Her findings, recently published in Nature Communications, shows that blocking the interaction between leukaemia cells and their environment in the bone marrow (niche), at the same time as chemotherapy is administered, enables the chemotherapy to work more effectively in laboratory models.

A/Prof. Winkler’s findings describe how the same molecule affects normal HSCs differently from AML cells.

“This has a lot to do with the ‘abnormal degree of biological sugars’ on the surface of the AML cells, which helps them interact and receive signals from their environment in a different way,” she explained.

“These abnormal sugars mean the AML cells receive a survival signal from (E-selectin in) their environment that normal cells do not.

“Our laboratory models show that blocking this sugar interaction stops this ‘survival signal’ and sensitises the AML cells to cancer therapy.

“And if you administer uproleselan, which blocks E-selectin during therapy, you may be protecting the HSCs but sensitising the leukaemia cells to therapy.

“Given alone, this drug has no effect, but given with chemotherapy, it improves the outcome of leukaemia treatment better in our laboratory studies and there is less mortality.

“It’s really about how the leukaemia cells hijack these nice little environments that are actually designed for stem cells,” said A/Prof. Winkler.

Leukaemia stem cells have intrinsic ways of resisting therapies; they are able to pump out the therapies and this is one of the ways they resist treatment.

“Everyone [researchers] has been focusing on these properties, to get rid of them.

“They are all missing the whole other side of the story; that there are all these places, where the leukaemia cells live in the bone marrow, that also protect them,” said A/Prof. Winkler.

Back to the “seed and soil thing”, she said, “nobody had really looked at the soil around those cells”.

“This work is really the first example of where a molecule from the soil is blocked.

“And it’s safe to block because this molecule shouldn’t really be there much if you are healthy.”

A/Prof. Winkler said her pre-clinical laboratory models suggests up to 80% of resistance to chemotherapy may be mediated by the environment. Back to the seed in the soil again.

“You really want to target both the leukaemia cell itself, and its supportive environment,” said A/Prof. Winkler.

“I think, long-term, that is where the big story is.”

A/Prof. Winkler said treatments were needed that target both the leukaemia and its microenvironment, because “stopping how the leukaemia manipulates its environment to gain support is at least half of the story”.

“Ideally, we would do away with chemotherapy, but it is great at triggering changes in the whole system, and low doses of chemotherapy could be used to stop those protective environments from popping up again,” she said.

“I think that achieving what we already can now, but with lower doses, fewer side-effects and a much better quality of life, is where we would like to be, at least in the short-term.

“Your body can’t really cope with more than a few rounds of high dose chemotherapy.
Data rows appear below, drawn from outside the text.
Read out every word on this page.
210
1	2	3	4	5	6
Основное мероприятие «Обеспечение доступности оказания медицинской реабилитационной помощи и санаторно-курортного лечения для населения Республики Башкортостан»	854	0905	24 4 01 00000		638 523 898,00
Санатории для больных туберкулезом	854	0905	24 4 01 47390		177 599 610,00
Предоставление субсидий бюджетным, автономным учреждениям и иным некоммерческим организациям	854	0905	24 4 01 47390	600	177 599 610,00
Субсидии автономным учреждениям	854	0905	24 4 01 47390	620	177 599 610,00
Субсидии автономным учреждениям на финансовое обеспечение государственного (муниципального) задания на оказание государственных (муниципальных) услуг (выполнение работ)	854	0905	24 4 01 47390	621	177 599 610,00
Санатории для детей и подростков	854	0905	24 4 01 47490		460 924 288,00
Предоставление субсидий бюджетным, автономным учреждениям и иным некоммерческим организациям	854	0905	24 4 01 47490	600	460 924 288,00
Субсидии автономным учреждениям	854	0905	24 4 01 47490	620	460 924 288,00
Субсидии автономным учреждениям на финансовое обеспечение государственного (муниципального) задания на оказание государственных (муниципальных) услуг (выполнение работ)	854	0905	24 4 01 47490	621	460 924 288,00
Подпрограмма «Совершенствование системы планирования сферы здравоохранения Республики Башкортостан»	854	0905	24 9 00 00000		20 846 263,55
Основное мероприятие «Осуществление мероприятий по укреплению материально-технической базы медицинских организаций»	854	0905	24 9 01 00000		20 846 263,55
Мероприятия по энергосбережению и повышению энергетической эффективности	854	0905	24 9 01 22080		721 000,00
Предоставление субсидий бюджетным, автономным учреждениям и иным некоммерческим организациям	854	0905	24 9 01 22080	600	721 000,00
Children with haematopoietic malignancies can more tolerate the doses of chemotherapy needed to achieve cure, whereas adults can’t.

“I would like patients with relapsed/refractory  AML, who were going into therapy, to be aware that this trial is underway in Australia,” said A/Prof. Winkler.

“Over the next five years, I hope to see the balance changing as we find  ways to mix and match available therapies, targeting both the malignant cells and at same time removing their environmental support, to give patients the best overall outcomes,” said A/Prof. Winkler.

*  https://clinicaltrials.gov/ct2/show/NCT03616470?term=GMI-1271+AML&draw=2&rank=1

**  Calvary Mater Newcastle, Sir Charles Gairdner Hospital (Perth), Townsville Hospital, Princess Alexandra Hospital (Brisbane), Flinders Medical Centre (Adelaide), Cancer Clinical Trials Centre (Melbourne).